Isto é um erro. A mediunidade, para nos situarmos em sua conceituação, é a faculdade que possuímos de entrar em contato com o plano espiritual. É uma faculdade que todos possuímos, embora se manifeste diversamente, em qualidade e intensidade, nas diferentes pessoas. A mediunidade possui um forte componente orgânico. Sabemos que a glândula pineal, localizada no cérebro, tem importante papel na mediunidade. Além da glândula pineal, localizada no corpo físico, nosso corpo espiritual, ou perispírito, tem importante papel na mediunidade. Conforme a doutrina espírita, no homem há três coisas: o espírito, que é o ser inteligente; o corpo físico que é o instrumento e o perispírito, que é o intermediário entre o espírito e o corpo. O médium, portanto, a depender das qualidades de sua glândula pineal, e de seu perispírito, pode apresentar diferentes tipos de mediunidade, e manifestar estas faculdades mais ou menos intensamente, ou ostensivamente, como se costuma falar. Como estamos tratando dos diferentes tipos de mediunidade, vamos primeiro enumerá-las, para depois entrar em detalhes sobre cada uma delas.
Inicialmente é preciso considerar que a mediunidade é a faculdade pela qual os espíritos se manifestam a nós, e que estas manifestações podem ser divididas em dois grandes grupos: manifestações físicas e manifestações inteligentes. Chamamos de manifestações físicas aquelas que não contém mensagens ou comunicações, como pancadas, ruídos, movimento de objetos, aparições mudas, etc. Chamamos de manifestações inteligentes aquelas nas quais os espíritos de alguma forma se comunicam conosco, expondo suas idéias ou respondendo nossas perguntas. Por vezes estas manifestações podem ocorrer concomitantemente, ou seja, podem ocorrer ruídos e pancadas seguidas da aparição de um espírito que se faça ouvir e com quem se possa palestrar.

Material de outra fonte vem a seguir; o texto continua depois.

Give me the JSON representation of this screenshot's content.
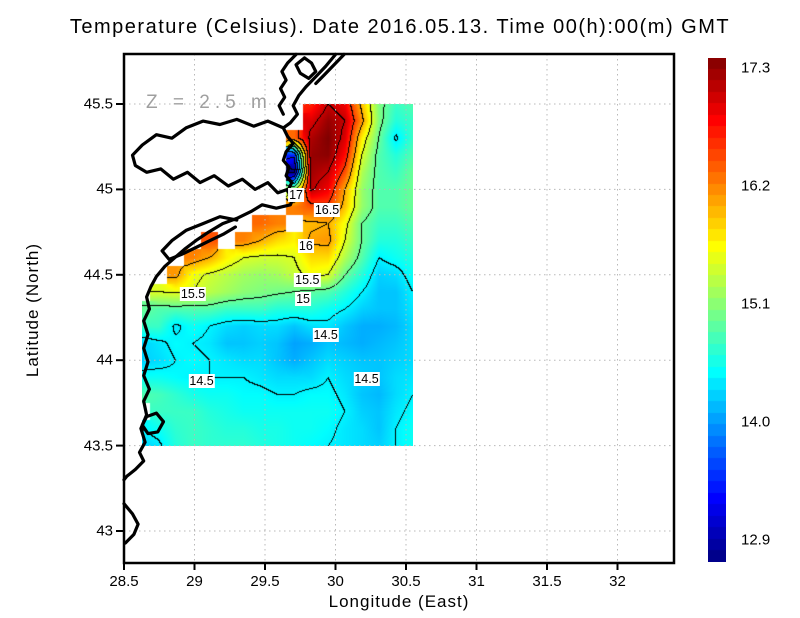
{
  "title": "Temperature (Celsius). Date 2016.05.13. Time 00(h):00(m) GMT",
  "annotation": "Z = 2.5 m",
  "axes": {
    "xlabel": "Longitude (East)",
    "ylabel": "Latitude (North)",
    "x_ticks": [
      "28.5",
      "29",
      "29.5",
      "30",
      "30.5",
      "31",
      "31.5",
      "32"
    ],
    "x_tick_values": [
      28.5,
      29,
      29.5,
      30,
      30.5,
      31,
      31.5,
      32
    ],
    "y_ticks": [
      "45.5",
      "45",
      "44.5",
      "44",
      "43.5",
      "43"
    ],
    "y_tick_values": [
      45.5,
      45,
      44.5,
      44,
      43.5,
      43
    ],
    "xlim": [
      28.5,
      32.4
    ],
    "ylim": [
      42.81,
      45.79
    ],
    "grid_color": "#b8b8b8"
  },
  "colorbar": {
    "labels": [
      "17.3",
      "16.2",
      "15.1",
      "14.0",
      "12.9"
    ],
    "values": [
      17.3,
      16.2,
      15.1,
      14.0,
      12.9
    ],
    "min": 12.9,
    "max": 17.3,
    "colormap": "jet",
    "top_color": "#800000",
    "bottom_color": "#000080"
  },
  "chart_data": {
    "type": "heatmap",
    "variable": "Temperature (Celsius)",
    "depth": "2.5 m",
    "datetime": "2016.05.13 00:00 GMT",
    "contour_interval": 0.5,
    "lon": [
      28.63,
      28.75,
      28.87,
      28.99,
      29.11,
      29.23,
      29.35,
      29.47,
      29.59,
      29.71,
      29.83,
      29.95,
      30.07,
      30.19,
      30.31,
      30.43,
      30.55
    ],
    "lat": [
      45.5,
      45.4,
      45.3,
      45.2,
      45.1,
      45.0,
      44.9,
      44.8,
      44.7,
      44.6,
      44.5,
      44.4,
      44.3,
      44.2,
      44.1,
      44.0,
      43.9,
      43.8,
      43.7,
      43.6,
      43.5
    ],
    "grid": [
      [
        null,
        null,
        null,
        null,
        null,
        null,
        null,
        null,
        null,
        null,
        16.6,
        17.0,
        16.8,
        15.9,
        15.1,
        14.8,
        14.9
      ],
      [
        null,
        null,
        null,
        null,
        null,
        null,
        null,
        null,
        null,
        null,
        16.9,
        17.2,
        17.0,
        16.1,
        15.1,
        14.7,
        14.8
      ],
      [
        null,
        null,
        null,
        null,
        null,
        null,
        null,
        null,
        null,
        16.3,
        17.1,
        17.3,
        16.9,
        15.7,
        15.0,
        14.45,
        14.8
      ],
      [
        null,
        null,
        null,
        null,
        null,
        null,
        null,
        null,
        null,
        13.6,
        17.2,
        17.25,
        16.7,
        15.5,
        14.9,
        14.7,
        14.9
      ],
      [
        null,
        null,
        null,
        null,
        null,
        null,
        null,
        null,
        null,
        12.9,
        17.15,
        17.0,
        16.4,
        15.3,
        14.9,
        14.8,
        15.0
      ],
      [
        null,
        null,
        null,
        null,
        null,
        null,
        null,
        null,
        null,
        15.3,
        17.05,
        16.8,
        16.0,
        15.2,
        14.9,
        14.9,
        15.0
      ],
      [
        null,
        null,
        null,
        null,
        null,
        null,
        null,
        null,
        null,
        16.2,
        16.4,
        16.45,
        15.9,
        15.2,
        14.9,
        14.9,
        15.0
      ],
      [
        null,
        null,
        null,
        null,
        null,
        null,
        null,
        16.3,
        16.2,
        null,
        15.95,
        16.0,
        15.6,
        15.0,
        14.8,
        14.8,
        14.9
      ],
      [
        null,
        null,
        null,
        null,
        16.4,
        null,
        16.2,
        16.0,
        15.8,
        15.7,
        16.05,
        16.1,
        15.5,
        15.0,
        14.7,
        14.7,
        14.8
      ],
      [
        null,
        null,
        null,
        16.2,
        16.0,
        15.7,
        15.5,
        15.45,
        15.45,
        15.5,
        15.8,
        15.8,
        15.3,
        14.9,
        14.5,
        14.6,
        14.7
      ],
      [
        null,
        null,
        16.1,
        15.6,
        15.45,
        15.35,
        15.25,
        15.2,
        15.25,
        15.4,
        15.6,
        15.5,
        15.0,
        14.7,
        14.35,
        14.4,
        14.6
      ],
      [
        null,
        15.5,
        15.55,
        15.5,
        15.35,
        15.25,
        15.15,
        15.1,
        15.05,
        15.0,
        14.95,
        14.9,
        14.7,
        14.5,
        14.3,
        14.3,
        14.5
      ],
      [
        15.0,
        14.9,
        14.9,
        14.9,
        14.9,
        14.8,
        14.8,
        14.8,
        14.7,
        14.7,
        14.7,
        14.6,
        14.5,
        14.35,
        14.3,
        14.3,
        14.45
      ],
      [
        14.8,
        14.8,
        14.45,
        14.6,
        14.5,
        14.4,
        14.35,
        14.4,
        14.4,
        14.3,
        14.42,
        14.45,
        14.3,
        14.2,
        14.2,
        14.25,
        14.4
      ],
      [
        14.35,
        14.45,
        14.55,
        14.5,
        14.45,
        14.3,
        14.3,
        14.35,
        14.3,
        14.15,
        14.2,
        14.3,
        14.25,
        14.2,
        14.25,
        14.3,
        14.4
      ],
      [
        14.35,
        14.4,
        14.5,
        14.55,
        14.5,
        14.45,
        14.4,
        14.4,
        14.3,
        14.2,
        14.3,
        14.4,
        14.35,
        14.3,
        14.3,
        14.35,
        14.4
      ],
      [
        14.6,
        14.6,
        14.55,
        14.5,
        14.5,
        14.5,
        14.5,
        14.45,
        14.4,
        14.4,
        14.4,
        14.5,
        14.4,
        14.35,
        14.3,
        14.4,
        14.45
      ],
      [
        14.9,
        14.85,
        14.75,
        14.65,
        14.6,
        14.6,
        14.55,
        14.55,
        14.5,
        14.5,
        14.55,
        14.55,
        14.45,
        14.3,
        14.25,
        14.4,
        14.5
      ],
      [
        null,
        14.8,
        14.8,
        14.8,
        14.7,
        14.65,
        14.6,
        14.6,
        14.6,
        14.6,
        14.6,
        14.6,
        14.5,
        14.35,
        14.3,
        14.45,
        14.55
      ],
      [
        14.5,
        14.6,
        14.75,
        14.8,
        14.75,
        14.7,
        14.7,
        14.65,
        14.65,
        14.6,
        14.6,
        14.55,
        14.45,
        14.4,
        14.3,
        14.5,
        14.6
      ],
      [
        14.35,
        14.45,
        14.7,
        14.8,
        14.75,
        14.75,
        14.75,
        14.7,
        14.65,
        14.6,
        14.55,
        14.5,
        14.45,
        14.4,
        14.35,
        14.5,
        14.6
      ]
    ],
    "contour_labels": [
      {
        "value": "17",
        "lon": 29.72,
        "lat": 44.97
      },
      {
        "value": "16.5",
        "lon": 29.94,
        "lat": 44.88
      },
      {
        "value": "16",
        "lon": 29.79,
        "lat": 44.67
      },
      {
        "value": "15.5",
        "lon": 29.8,
        "lat": 44.47
      },
      {
        "value": "15",
        "lon": 29.77,
        "lat": 44.36
      },
      {
        "value": "15.5",
        "lon": 28.99,
        "lat": 44.39
      },
      {
        "value": "14.5",
        "lon": 29.93,
        "lat": 44.15
      },
      {
        "value": "14.5",
        "lon": 29.05,
        "lat": 43.88
      },
      {
        "value": "14.5",
        "lon": 30.22,
        "lat": 43.89
      }
    ],
    "coastline": [
      [
        [
          30.0,
          45.79
        ],
        [
          29.93,
          45.72
        ],
        [
          29.86,
          45.66
        ],
        [
          29.79,
          45.6
        ],
        [
          29.74,
          45.55
        ],
        [
          29.7,
          45.49
        ],
        [
          29.73,
          45.44
        ],
        [
          29.68,
          45.39
        ],
        [
          29.63,
          45.36
        ],
        [
          29.66,
          45.31
        ],
        [
          29.7,
          45.27
        ],
        [
          29.65,
          45.22
        ],
        [
          29.63,
          45.17
        ],
        [
          29.67,
          45.13
        ],
        [
          29.65,
          45.08
        ],
        [
          29.69,
          45.04
        ],
        [
          29.66,
          44.99
        ],
        [
          29.7,
          44.95
        ],
        [
          29.68,
          44.91
        ],
        [
          29.58,
          44.89
        ],
        [
          29.48,
          44.91
        ],
        [
          29.4,
          44.87
        ],
        [
          29.3,
          44.83
        ],
        [
          29.2,
          44.8
        ],
        [
          29.1,
          44.75
        ],
        [
          29.01,
          44.7
        ],
        [
          28.93,
          44.65
        ],
        [
          28.86,
          44.6
        ],
        [
          28.79,
          44.55
        ],
        [
          28.73,
          44.49
        ],
        [
          28.69,
          44.43
        ],
        [
          28.66,
          44.37
        ],
        [
          28.68,
          44.3
        ],
        [
          28.64,
          44.23
        ],
        [
          28.67,
          44.15
        ],
        [
          28.64,
          44.07
        ],
        [
          28.67,
          43.99
        ],
        [
          28.64,
          43.91
        ],
        [
          28.68,
          43.83
        ],
        [
          28.64,
          43.76
        ],
        [
          28.66,
          43.68
        ],
        [
          28.62,
          43.6
        ],
        [
          28.65,
          43.52
        ],
        [
          28.61,
          43.46
        ],
        [
          28.64,
          43.41
        ],
        [
          28.58,
          43.36
        ],
        [
          28.52,
          43.32
        ],
        [
          28.5,
          43.3
        ]
      ],
      [
        [
          29.63,
          45.36
        ],
        [
          29.52,
          45.4
        ],
        [
          29.42,
          45.37
        ],
        [
          29.3,
          45.41
        ],
        [
          29.18,
          45.38
        ],
        [
          29.06,
          45.4
        ],
        [
          28.94,
          45.36
        ],
        [
          28.84,
          45.3
        ],
        [
          28.73,
          45.32
        ],
        [
          28.63,
          45.26
        ],
        [
          28.56,
          45.2
        ],
        [
          28.58,
          45.14
        ],
        [
          28.66,
          45.1
        ],
        [
          28.76,
          45.12
        ],
        [
          28.85,
          45.06
        ],
        [
          28.95,
          45.1
        ],
        [
          29.04,
          45.04
        ],
        [
          29.14,
          45.08
        ],
        [
          29.24,
          45.02
        ],
        [
          29.34,
          45.06
        ],
        [
          29.43,
          45.0
        ],
        [
          29.52,
          45.04
        ],
        [
          29.59,
          44.98
        ],
        [
          29.66,
          45.0
        ],
        [
          29.68,
          44.95
        ]
      ],
      [
        [
          29.3,
          44.82
        ],
        [
          29.18,
          44.84
        ],
        [
          29.06,
          44.8
        ],
        [
          28.94,
          44.76
        ],
        [
          28.84,
          44.7
        ],
        [
          28.77,
          44.64
        ],
        [
          28.82,
          44.59
        ],
        [
          28.91,
          44.62
        ],
        [
          29.01,
          44.66
        ],
        [
          29.11,
          44.7
        ],
        [
          29.21,
          44.74
        ],
        [
          29.29,
          44.78
        ]
      ],
      [
        [
          29.72,
          45.79
        ],
        [
          29.66,
          45.74
        ],
        [
          29.62,
          45.69
        ],
        [
          29.65,
          45.64
        ],
        [
          29.61,
          45.59
        ],
        [
          29.64,
          45.54
        ],
        [
          29.6,
          45.49
        ],
        [
          29.63,
          45.44
        ]
      ],
      [
        [
          29.78,
          45.77
        ],
        [
          29.72,
          45.73
        ],
        [
          29.75,
          45.68
        ],
        [
          29.81,
          45.65
        ],
        [
          29.86,
          45.69
        ],
        [
          29.83,
          45.74
        ],
        [
          29.78,
          45.77
        ]
      ],
      [
        [
          30.06,
          45.79
        ],
        [
          29.99,
          45.73
        ],
        [
          29.92,
          45.67
        ],
        [
          29.86,
          45.62
        ]
      ],
      [
        [
          28.66,
          43.67
        ],
        [
          28.73,
          43.69
        ],
        [
          28.78,
          43.64
        ],
        [
          28.74,
          43.58
        ],
        [
          28.67,
          43.57
        ],
        [
          28.63,
          43.62
        ],
        [
          28.66,
          43.67
        ]
      ],
      [
        [
          28.5,
          43.16
        ],
        [
          28.56,
          43.1
        ],
        [
          28.6,
          43.04
        ],
        [
          28.57,
          42.98
        ],
        [
          28.51,
          42.93
        ]
      ]
    ]
  }
}
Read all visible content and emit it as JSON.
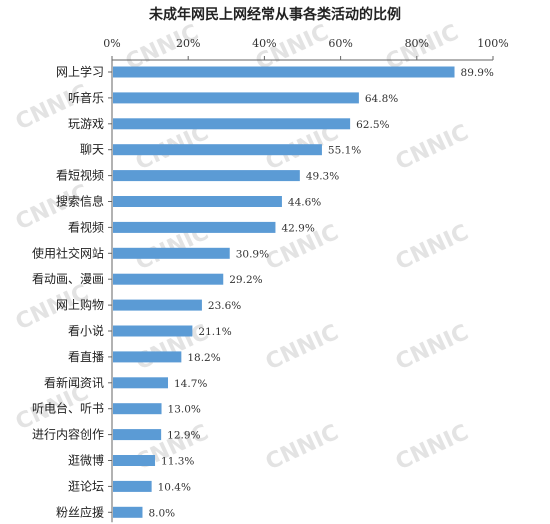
{
  "chart_data": {
    "type": "bar",
    "orientation": "horizontal",
    "title": "未成年网民上网经常从事各类活动的比例",
    "xlabel": "",
    "ylabel": "",
    "xlim": [
      0,
      100
    ],
    "x_ticks": [
      "0%",
      "20%",
      "40%",
      "60%",
      "80%",
      "100%"
    ],
    "grid": false,
    "bar_color": "#5b9bd5",
    "watermark": "CNNIC",
    "categories": [
      "网上学习",
      "听音乐",
      "玩游戏",
      "聊天",
      "看短视频",
      "搜索信息",
      "看视频",
      "使用社交网站",
      "看动画、漫画",
      "网上购物",
      "看小说",
      "看直播",
      "看新闻资讯",
      "听电台、听书",
      "进行内容创作",
      "逛微博",
      "逛论坛",
      "粉丝应援"
    ],
    "values": [
      89.9,
      64.8,
      62.5,
      55.1,
      49.3,
      44.6,
      42.9,
      30.9,
      29.2,
      23.6,
      21.1,
      18.2,
      14.7,
      13.0,
      12.9,
      11.3,
      10.4,
      8.0
    ],
    "value_labels": [
      "89.9%",
      "64.8%",
      "62.5%",
      "55.1%",
      "49.3%",
      "44.6%",
      "42.9%",
      "30.9%",
      "29.2%",
      "23.6%",
      "21.1%",
      "18.2%",
      "14.7%",
      "13.0%",
      "12.9%",
      "11.3%",
      "10.4%",
      "8.0%"
    ]
  }
}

Mas é importante lembrarmos que nem todos os médiuns são capazes de produzir todos os fenômenos. Há médiuns clarividentes, por exemplo, que não são capazes de fazer mover objetos, ou que nunca experimentaram o assédio de pancadas e ruídos. Há excelentes médiuns psicógrafos que não são capazes de ouvir espíritos. Há médiuns clariaudientes, que dialogam freqüentemente com diversos espíritos, que não são capazes de ver espírito algum.
Ao contrário do que muitos pensam, ver espíritos não é a faculdade mais desejável, nem a que faz render os melhores frutos para a humanidade. A faculdade de psicografia oferece inúmeras vantagens. A primeira delas é a de possibilitar registros escritos, duradouros. A segunda, é que permite uma análise demorada da comunicação, que permita a identificação e a comprovação da identidade do espírito comunicante. A terceira é que pode ser impressa e multiplicada a fim de distribuir a mensagem dos espíritos superiores. A psicografia possui algumas características que valem a pena ser destacadas. O médium que psicografa pode captar a mensagem de diferentes maneiras. Pode ouvir um ditado em sua audição espiritual, que só o médium ouve, e então traçar de próprio punho as letras que se lhe sugere. É a psicografia intuitiva. Pode ser tomado de um frêmito em seu braço, ou seus braços, e tomar um lápis ou caneta, traçando movimentos involuntários e freqüentemente que perfazem caracteres que o médium desconhece, percebendo seu conteúdo somente após a mensagem, ao lê-la. É a psicografia mecânica. A forma mais comum é a psicografia semimecânica, que é um misto das duas. A psicografia, em casos mais raros, pode apresentar a caligrafia do espírito comunicante, ou especialmente, a caligrafia do espírito em sua assinatura.
O nosso saudoso médium Francisco Cândido Xavier possuía esta característica em boa parte das mensagens que psicografava, e isto muito ajudou na comprovação dos fenômenos espíritas, e na constituição de uma prova da sobrevivência da alma após a morte.